L’influence de discrets groupes privés
Chercheurs et spécialistes s’inquiètent également de l’influence que pourraient exercer ces plateformes sur les réseaux sociaux grand public à la veille de la présidentielle américaine. “Je ne pense pas que ces électeurs extrémistes détiennent les clés de l’élection, explique Samantha North, enquêtrice indépendante spécialisée dans la désinformation. [La bascule se fait] quand leurs discours infiltrent la majorité des électeurs ordinaires et les poussent à voter Trump en utilisant des théories du complot.”
D’après les calculs de CrowdTangle, qui analyse la diffusion de contenus en ligne, les messages provenant de TheDonald.win ont suscité plus de 45 000 interactions sur Facebook. North souligne que ce nombre ne tient pas compte des groupes privés et locaux, qui constituent un puissant vecteur de diffusion des idées d’extrême droite et des théories du complot, et dont l’impact est beaucoup plus difficile à évaluer. “Il est assez choquant de voir que des messages relayant des complots mettant en cause Bill Gates et les vaccins ont été postés dans des groupes Facebook de petits villages.”

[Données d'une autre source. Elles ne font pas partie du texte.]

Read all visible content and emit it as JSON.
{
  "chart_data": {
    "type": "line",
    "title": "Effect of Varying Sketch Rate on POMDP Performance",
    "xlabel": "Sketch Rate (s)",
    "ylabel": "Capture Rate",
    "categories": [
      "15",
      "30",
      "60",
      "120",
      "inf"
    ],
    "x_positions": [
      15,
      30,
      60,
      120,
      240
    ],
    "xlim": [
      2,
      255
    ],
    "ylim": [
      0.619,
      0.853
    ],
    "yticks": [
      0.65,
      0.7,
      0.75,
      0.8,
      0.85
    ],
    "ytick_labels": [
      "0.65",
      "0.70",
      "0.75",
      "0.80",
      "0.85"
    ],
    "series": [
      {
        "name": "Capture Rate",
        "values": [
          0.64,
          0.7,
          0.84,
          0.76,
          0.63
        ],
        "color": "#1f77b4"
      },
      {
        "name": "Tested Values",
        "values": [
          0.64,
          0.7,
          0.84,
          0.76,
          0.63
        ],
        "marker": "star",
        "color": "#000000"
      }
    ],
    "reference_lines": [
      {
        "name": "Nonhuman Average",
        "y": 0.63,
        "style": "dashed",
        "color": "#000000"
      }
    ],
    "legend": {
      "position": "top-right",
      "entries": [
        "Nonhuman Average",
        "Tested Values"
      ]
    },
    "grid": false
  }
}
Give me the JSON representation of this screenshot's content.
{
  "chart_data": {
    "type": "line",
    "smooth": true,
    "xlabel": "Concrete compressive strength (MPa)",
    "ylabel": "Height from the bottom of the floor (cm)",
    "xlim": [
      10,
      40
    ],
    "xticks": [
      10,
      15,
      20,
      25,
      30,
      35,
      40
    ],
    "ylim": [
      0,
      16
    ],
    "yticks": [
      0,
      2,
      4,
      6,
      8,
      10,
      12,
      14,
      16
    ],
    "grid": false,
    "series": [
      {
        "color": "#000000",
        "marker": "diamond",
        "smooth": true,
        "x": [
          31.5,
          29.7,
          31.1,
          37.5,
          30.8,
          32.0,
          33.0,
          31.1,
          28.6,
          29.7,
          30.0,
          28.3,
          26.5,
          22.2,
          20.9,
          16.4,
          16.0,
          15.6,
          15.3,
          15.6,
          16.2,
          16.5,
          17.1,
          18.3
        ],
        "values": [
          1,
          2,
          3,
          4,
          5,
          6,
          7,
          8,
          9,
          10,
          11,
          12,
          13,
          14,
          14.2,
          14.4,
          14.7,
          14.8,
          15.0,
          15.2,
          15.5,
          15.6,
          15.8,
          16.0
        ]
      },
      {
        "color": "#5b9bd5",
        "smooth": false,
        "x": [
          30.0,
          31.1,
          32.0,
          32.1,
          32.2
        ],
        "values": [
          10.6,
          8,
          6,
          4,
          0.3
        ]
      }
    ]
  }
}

Un porte-parole de Facebook indique que si les groupes privés protègent davantage les conversations qui se déroulent en leur sein, leurs adhérents sont néanmoins censés respecter les règles de la communauté. Le réseau affirme également retirer près de 90 % de tous les messages de haine supprimés avant qu’ils ne lui soient signalés.
L’efficacité numérique de Black Lives Matter
Les mouvements sociaux impulsés par les réseaux en ligne ont une capacité de mobilisation fulgurante mais souvent ne durent guère. C’est la conclusion du New Yorker à la lecture de Twitter et les gaz lacrymogènes (paru en 2017, traduit chez C & F éditions), de la sociologue turco-américaine Zeynep Tüfekçi. La spontanéité et une structure très souple conduisent ces mouvements à un “gel tactique” : une difficulté à exprimer des revendications, “leur laissant peu de marge pour adapter leurs stratégies et mener des négociations”. Et de citer les manifestations de la place Taksim à Istanbul.
Or la grande force de Black Lives Matter, qui se bat depuis 2014 contre les violences racistes aux États-Unis, est d’avoir compris non seulement les avantages des réseaux sociaux comme outil, mais aussi leurs limites. Le magazine relate ainsi que le mouvement a obtenu des réformes de la police dans certaines municipalités, justement parce qu’il a désormais le recul pour articuler au mieux mobilisations virtuelles et réelles.